A less common but potentially more serious and challenging complication of cancer treatment is osteonecrosis of the jaw (ONJ). Osteonecrosis of the jaw can result from RT (osteoradionecrosis of the jaw or ORN) or from certain medications (medication-related osteonecrosis of the jaw or MRONJ). Radiation therapy has long been recognized as a risk factor for ORN. While intensity modulated RT can help reduce radiation exposure to the jawbones and lower the risk of ORN, the threat of ORN persists as long as the jawbones receive radiation. Medication-related osteonecrosis of the jaw is associated mostly with antiresorptive and antiangiogenic medications which are commonly used in cancer treatments. Antiresorptives are commonly used medications for metastatic cancer to the bone, as well as certain hematologic malignancies such as multiple myeloma. The risk of MRONJ is significantly higher in cancer patients with one study showing an approximately 10-fold higher incidence rate as compared to patients receiving antiresorptives for osteoporosis.11 Research suggests that optimal oral hygiene and the management of local infections can help reduce this risk. Reflecting this, the Multinational Association of Supportive Care in Cancer (MASCC) and the International Society of Oral Oncology (ISOO) recommend effective oral hygiene as a preventive measure for MRONJ.12 Additionally, these organizations advocate for multiagent oral care protocols to enhance awareness among patients and health care providers, ultimately reducing the severity and frequency of oral complications.13 There are countless opportunities for dental hygienists to contribute for the prevention, management and research in this area.

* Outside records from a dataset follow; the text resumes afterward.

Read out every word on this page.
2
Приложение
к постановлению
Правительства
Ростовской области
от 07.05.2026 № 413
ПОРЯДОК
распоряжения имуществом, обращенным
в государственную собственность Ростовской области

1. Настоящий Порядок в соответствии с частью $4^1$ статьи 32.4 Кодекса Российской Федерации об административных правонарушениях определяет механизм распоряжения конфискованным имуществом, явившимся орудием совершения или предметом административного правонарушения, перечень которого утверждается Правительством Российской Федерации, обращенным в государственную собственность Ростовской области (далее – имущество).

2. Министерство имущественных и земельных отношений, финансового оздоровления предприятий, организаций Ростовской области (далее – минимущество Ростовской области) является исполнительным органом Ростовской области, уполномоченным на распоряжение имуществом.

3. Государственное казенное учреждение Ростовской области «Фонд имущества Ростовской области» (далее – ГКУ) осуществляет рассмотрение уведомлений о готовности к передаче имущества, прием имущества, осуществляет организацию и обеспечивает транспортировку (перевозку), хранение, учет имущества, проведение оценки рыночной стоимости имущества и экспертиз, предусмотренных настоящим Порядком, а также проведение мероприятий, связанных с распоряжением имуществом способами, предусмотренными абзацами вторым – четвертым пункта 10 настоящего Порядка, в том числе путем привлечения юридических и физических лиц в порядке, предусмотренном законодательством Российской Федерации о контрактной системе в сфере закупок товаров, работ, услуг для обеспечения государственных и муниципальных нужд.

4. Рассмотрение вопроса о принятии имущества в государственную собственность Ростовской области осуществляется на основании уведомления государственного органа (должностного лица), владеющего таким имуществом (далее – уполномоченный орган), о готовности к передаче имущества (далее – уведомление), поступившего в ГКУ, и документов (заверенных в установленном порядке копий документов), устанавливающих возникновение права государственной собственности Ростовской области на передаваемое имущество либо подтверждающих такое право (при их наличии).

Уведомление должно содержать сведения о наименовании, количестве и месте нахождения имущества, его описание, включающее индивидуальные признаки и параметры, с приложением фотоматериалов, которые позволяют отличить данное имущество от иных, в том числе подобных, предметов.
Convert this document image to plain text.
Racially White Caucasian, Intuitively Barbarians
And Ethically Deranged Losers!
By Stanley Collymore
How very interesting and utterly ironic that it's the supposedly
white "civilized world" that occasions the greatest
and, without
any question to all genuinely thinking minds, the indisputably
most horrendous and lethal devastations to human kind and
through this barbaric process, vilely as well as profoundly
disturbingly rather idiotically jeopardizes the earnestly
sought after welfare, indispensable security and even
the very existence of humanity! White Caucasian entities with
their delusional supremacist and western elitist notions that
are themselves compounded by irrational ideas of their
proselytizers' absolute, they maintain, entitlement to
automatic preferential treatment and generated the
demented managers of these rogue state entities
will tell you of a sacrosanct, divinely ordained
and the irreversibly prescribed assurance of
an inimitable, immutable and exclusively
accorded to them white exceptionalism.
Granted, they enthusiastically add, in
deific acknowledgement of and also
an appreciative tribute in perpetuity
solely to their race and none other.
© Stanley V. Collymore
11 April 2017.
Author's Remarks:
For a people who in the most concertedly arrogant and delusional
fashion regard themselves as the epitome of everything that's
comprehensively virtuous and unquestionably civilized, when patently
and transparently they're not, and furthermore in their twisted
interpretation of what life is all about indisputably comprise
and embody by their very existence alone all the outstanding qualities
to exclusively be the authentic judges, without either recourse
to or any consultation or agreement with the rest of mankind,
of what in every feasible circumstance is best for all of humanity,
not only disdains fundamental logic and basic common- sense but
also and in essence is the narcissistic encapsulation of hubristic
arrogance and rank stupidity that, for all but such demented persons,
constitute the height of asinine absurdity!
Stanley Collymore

As advancements in medical oncology lead to higher cancer survival rates, the number of patients experiencing oral complications continues to grow. While many of these complications stem directly from cancer and its treatments, advanced cancer itself can also lead to indirect oral health challenges. Physical issues such as fatigue may hinder the patient’s ability to perform simple oral hygiene tasks and psychological problems such as depression can reduce the motivation for self-care14 Maintaining good oral health is critical in both preventing and managing these oral complications with oral hygiene serving as the foundation for overall good oral health in oncology patients.14 In conclusion, the demand for dental hygienists in oncology is high and continues to grow, and their involvement in oncology care teams will play a crucial role in enhancing the future of cancer care.